In the border of the grove, where it met the beach, the herb was growing, but the tree further back. Now, as Keola went toward the tree, he was aware of a young woman who had nothing on her body but a belt of leaves.
"Well!" thought Keola, "they are not very particular about their dress in this part of the country." And he paused, supposing she would observe him and escape; and seeing that she still looked before her, stood and hummed aloud. Up she leaped at the sound. Her face was ashen; she looked this way and that, and her mouth gaped with the terror of her soul. But it was a strange thing that her eyes did not rest upon Keola.
"Good day," said he. "You need not be so frightened; I will not eat you." And he had scarce opened his mouth before the young woman fled into the bush.
"These are strange manners," thought Keola. And, not thinking what he did, ran after her.
As she ran, the girl kept crying in some speech that was not practised in Hawaii, yet some of the words were the same, and he knew she kept calling and warning others. And presently he saw more people running - men, women and children, one with another, all running and crying like people at a fire. And with that he began to grow afraid himself, and returned to Kalamake bringing the leaves. Him he told what he had seen.

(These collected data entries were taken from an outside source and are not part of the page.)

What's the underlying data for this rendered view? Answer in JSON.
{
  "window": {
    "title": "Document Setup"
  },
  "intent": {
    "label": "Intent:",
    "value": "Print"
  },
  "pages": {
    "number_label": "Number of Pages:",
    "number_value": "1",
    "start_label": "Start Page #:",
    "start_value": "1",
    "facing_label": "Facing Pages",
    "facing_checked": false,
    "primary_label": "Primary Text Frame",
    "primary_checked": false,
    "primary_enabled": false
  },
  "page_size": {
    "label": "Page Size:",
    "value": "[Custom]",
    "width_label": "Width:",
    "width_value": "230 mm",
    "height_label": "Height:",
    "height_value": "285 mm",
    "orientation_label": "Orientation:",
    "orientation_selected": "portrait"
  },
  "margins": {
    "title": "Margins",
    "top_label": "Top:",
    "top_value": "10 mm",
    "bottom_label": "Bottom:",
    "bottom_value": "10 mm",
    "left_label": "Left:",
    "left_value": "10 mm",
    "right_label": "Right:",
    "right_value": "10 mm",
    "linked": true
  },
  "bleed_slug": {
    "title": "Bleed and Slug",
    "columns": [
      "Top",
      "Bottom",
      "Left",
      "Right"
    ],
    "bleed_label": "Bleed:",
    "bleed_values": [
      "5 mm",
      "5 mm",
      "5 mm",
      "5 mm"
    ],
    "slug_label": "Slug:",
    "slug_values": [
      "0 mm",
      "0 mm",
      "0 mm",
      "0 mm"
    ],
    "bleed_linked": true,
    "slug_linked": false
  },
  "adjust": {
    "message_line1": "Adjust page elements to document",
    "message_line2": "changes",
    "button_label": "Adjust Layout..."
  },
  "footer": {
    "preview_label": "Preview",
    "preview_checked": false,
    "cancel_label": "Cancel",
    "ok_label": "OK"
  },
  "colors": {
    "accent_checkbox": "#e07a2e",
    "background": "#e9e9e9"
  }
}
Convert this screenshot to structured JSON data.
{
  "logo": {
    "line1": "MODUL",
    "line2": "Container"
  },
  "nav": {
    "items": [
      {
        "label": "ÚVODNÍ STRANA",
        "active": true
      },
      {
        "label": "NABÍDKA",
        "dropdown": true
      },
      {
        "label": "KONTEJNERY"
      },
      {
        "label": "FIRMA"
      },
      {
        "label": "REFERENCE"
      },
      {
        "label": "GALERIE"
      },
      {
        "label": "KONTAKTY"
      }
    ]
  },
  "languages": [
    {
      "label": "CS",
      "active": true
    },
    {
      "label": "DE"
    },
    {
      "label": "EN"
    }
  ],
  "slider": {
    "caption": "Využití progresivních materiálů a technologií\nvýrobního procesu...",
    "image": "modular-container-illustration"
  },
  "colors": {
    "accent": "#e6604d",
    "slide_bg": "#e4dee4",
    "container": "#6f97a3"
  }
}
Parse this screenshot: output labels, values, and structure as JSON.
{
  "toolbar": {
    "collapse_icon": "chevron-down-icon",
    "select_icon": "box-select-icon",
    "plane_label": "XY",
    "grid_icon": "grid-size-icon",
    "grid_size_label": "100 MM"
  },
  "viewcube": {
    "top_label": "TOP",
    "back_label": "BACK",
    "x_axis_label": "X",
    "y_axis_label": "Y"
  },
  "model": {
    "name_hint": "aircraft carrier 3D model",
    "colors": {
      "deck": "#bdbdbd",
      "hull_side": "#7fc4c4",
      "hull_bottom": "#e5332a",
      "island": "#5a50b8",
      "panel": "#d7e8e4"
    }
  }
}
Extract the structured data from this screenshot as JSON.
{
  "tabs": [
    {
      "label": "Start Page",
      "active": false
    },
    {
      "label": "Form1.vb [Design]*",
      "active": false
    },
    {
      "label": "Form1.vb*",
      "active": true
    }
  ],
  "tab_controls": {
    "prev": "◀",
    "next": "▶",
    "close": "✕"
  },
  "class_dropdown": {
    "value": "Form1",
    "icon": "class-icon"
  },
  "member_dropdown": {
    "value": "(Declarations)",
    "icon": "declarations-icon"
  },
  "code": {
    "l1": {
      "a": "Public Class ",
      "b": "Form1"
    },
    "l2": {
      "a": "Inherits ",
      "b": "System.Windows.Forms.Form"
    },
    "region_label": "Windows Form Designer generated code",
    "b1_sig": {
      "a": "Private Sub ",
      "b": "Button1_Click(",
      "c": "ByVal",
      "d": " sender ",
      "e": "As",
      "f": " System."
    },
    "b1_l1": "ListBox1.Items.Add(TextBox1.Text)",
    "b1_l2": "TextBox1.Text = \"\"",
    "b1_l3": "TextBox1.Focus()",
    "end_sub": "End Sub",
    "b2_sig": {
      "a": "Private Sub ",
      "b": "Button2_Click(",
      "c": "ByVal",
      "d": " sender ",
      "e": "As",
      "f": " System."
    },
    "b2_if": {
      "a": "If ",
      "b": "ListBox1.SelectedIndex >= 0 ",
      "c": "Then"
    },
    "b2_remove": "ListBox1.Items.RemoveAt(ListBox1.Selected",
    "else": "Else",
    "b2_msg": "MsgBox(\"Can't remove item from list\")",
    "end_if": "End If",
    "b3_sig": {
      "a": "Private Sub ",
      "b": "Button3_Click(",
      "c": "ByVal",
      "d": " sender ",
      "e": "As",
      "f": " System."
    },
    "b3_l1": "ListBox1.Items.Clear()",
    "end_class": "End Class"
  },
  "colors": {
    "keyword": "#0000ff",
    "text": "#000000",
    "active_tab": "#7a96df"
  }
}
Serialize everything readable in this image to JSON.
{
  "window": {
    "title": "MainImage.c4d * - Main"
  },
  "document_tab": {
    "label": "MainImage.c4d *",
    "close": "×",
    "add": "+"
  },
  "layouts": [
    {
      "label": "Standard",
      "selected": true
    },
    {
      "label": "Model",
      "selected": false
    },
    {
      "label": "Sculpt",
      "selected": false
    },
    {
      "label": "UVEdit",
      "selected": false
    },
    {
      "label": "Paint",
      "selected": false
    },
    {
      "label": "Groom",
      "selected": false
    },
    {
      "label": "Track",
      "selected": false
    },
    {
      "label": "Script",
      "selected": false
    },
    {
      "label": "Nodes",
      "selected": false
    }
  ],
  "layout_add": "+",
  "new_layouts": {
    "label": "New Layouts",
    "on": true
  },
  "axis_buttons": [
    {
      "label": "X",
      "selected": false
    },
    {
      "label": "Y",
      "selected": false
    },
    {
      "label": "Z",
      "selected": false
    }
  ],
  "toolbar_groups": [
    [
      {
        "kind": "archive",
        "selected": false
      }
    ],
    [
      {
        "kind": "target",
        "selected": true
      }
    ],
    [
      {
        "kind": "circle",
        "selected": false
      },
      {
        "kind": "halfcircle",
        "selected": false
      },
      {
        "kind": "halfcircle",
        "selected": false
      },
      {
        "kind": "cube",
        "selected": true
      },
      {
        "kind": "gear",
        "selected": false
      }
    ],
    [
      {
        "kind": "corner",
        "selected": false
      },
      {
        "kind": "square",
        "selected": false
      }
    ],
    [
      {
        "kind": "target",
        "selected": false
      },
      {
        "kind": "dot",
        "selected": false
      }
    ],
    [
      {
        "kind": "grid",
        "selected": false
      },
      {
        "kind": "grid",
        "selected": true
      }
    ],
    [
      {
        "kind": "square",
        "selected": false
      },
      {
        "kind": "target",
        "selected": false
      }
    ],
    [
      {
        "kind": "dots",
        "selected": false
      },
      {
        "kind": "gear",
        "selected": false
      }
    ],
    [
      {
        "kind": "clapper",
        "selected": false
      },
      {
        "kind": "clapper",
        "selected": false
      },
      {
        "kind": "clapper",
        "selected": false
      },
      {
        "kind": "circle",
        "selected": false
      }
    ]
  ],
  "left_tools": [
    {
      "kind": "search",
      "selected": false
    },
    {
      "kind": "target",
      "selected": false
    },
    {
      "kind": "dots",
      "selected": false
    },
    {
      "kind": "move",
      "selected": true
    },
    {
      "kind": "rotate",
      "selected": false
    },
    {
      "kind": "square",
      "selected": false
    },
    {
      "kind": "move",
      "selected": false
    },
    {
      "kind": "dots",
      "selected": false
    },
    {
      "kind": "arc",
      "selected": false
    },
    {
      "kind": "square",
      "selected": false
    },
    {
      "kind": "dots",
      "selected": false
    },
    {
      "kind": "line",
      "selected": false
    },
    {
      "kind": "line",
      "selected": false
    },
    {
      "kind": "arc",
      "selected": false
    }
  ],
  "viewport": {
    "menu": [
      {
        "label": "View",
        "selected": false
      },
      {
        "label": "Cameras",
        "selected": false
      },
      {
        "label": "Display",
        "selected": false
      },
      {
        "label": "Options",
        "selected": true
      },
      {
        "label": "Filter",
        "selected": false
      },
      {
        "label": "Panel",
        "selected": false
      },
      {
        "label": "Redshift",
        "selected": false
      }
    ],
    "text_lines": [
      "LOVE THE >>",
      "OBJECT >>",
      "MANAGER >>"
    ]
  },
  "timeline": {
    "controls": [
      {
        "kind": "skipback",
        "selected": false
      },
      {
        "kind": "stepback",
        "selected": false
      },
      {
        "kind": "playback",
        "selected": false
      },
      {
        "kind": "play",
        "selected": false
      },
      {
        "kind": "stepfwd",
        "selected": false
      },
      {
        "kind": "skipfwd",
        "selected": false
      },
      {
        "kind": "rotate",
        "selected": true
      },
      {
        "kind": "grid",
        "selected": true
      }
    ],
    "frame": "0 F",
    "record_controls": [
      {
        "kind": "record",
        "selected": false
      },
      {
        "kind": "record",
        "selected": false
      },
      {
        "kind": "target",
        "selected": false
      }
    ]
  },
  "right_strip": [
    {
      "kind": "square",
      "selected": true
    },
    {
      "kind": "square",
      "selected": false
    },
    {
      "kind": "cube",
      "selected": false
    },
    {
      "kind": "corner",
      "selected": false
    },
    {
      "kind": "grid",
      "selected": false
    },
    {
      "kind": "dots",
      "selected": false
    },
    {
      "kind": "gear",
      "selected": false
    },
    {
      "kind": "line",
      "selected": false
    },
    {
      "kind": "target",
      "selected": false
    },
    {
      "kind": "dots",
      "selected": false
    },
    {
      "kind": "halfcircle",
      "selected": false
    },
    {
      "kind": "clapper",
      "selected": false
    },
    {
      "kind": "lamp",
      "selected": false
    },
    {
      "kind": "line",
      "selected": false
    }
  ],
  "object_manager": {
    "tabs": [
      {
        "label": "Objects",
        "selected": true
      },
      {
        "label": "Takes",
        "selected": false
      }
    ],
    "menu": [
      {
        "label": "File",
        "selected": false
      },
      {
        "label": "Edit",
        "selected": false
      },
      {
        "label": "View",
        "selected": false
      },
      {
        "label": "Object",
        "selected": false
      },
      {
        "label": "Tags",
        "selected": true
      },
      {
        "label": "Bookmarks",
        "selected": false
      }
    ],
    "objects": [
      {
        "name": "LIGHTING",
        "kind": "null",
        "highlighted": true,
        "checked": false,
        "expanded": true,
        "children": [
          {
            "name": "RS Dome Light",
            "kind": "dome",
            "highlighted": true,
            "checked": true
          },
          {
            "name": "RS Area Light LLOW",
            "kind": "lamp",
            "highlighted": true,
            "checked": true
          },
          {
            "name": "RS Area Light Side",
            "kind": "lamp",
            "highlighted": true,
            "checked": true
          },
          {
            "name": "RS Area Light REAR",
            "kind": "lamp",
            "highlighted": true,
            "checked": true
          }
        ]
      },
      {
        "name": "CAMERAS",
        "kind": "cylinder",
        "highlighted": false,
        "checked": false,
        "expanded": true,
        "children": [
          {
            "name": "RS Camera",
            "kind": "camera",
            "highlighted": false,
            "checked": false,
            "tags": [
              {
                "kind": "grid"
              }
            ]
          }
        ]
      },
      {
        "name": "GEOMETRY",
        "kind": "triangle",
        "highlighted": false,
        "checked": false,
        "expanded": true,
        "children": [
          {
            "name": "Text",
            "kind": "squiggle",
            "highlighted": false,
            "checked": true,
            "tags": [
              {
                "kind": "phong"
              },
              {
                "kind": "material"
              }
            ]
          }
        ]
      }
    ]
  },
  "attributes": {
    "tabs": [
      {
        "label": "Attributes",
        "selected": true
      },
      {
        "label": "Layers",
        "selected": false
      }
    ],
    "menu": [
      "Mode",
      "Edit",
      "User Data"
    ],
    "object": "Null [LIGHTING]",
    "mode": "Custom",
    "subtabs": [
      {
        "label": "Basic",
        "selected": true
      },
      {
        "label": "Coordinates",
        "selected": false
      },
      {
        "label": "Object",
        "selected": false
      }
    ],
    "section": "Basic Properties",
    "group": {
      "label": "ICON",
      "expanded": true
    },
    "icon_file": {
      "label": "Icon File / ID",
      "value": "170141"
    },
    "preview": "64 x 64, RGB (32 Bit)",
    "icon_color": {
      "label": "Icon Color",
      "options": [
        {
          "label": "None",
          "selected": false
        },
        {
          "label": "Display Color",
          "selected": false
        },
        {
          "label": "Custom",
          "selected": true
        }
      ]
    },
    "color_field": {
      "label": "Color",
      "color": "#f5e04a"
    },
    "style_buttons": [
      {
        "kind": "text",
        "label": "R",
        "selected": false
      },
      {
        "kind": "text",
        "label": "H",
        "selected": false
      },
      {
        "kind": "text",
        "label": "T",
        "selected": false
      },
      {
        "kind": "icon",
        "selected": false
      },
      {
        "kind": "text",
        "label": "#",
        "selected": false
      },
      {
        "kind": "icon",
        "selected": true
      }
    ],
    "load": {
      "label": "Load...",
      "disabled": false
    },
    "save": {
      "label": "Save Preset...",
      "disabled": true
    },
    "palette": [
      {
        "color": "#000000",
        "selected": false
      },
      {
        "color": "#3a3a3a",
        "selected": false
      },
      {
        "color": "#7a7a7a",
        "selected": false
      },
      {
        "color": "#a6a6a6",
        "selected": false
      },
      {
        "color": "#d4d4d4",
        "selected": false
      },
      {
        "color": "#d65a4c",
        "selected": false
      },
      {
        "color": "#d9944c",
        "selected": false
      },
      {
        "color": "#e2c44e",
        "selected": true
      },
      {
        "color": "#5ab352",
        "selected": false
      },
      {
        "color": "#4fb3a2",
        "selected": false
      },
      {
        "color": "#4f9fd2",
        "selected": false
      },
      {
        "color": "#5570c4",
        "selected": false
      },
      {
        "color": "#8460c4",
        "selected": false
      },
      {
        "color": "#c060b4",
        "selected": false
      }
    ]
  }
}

"You must pay no heed," said Kalamake. "All this is like a dream and shadows. All will disappear and be forgotten."
"It seemed none saw me," said Keola.
"And none did," replied the sorcerer. "We walk here in the broad sun invisible by reason of these charms. Yet they hear us; and therefore it is well to speak softly, as I do."
With that he made a circle round the mat with stones, and in the midst he set the leaves.
"It will be your part," said he, "to keep the leaves alight, and feed the fire slowly. While they blaze (which is but for a little moment) I must do my errand; and before the ashes blacken, the same power that brought us carries us away. Be ready now with the match; and do you call me in good time lest the flames burn out and I be left."
As soon as the leaves caught, the sorcerer leaped like a deer out of the circle, and began to race along the beach like a hound that has been bathing. As he ran, he kept stooping to snatch shells; and it seemed to Keola that they glittered as he took them. The leaves blazed with a clear flame that consumed them swiftly; and presently Keola had but a handful left, and the sorcerer was far off, running and stopping.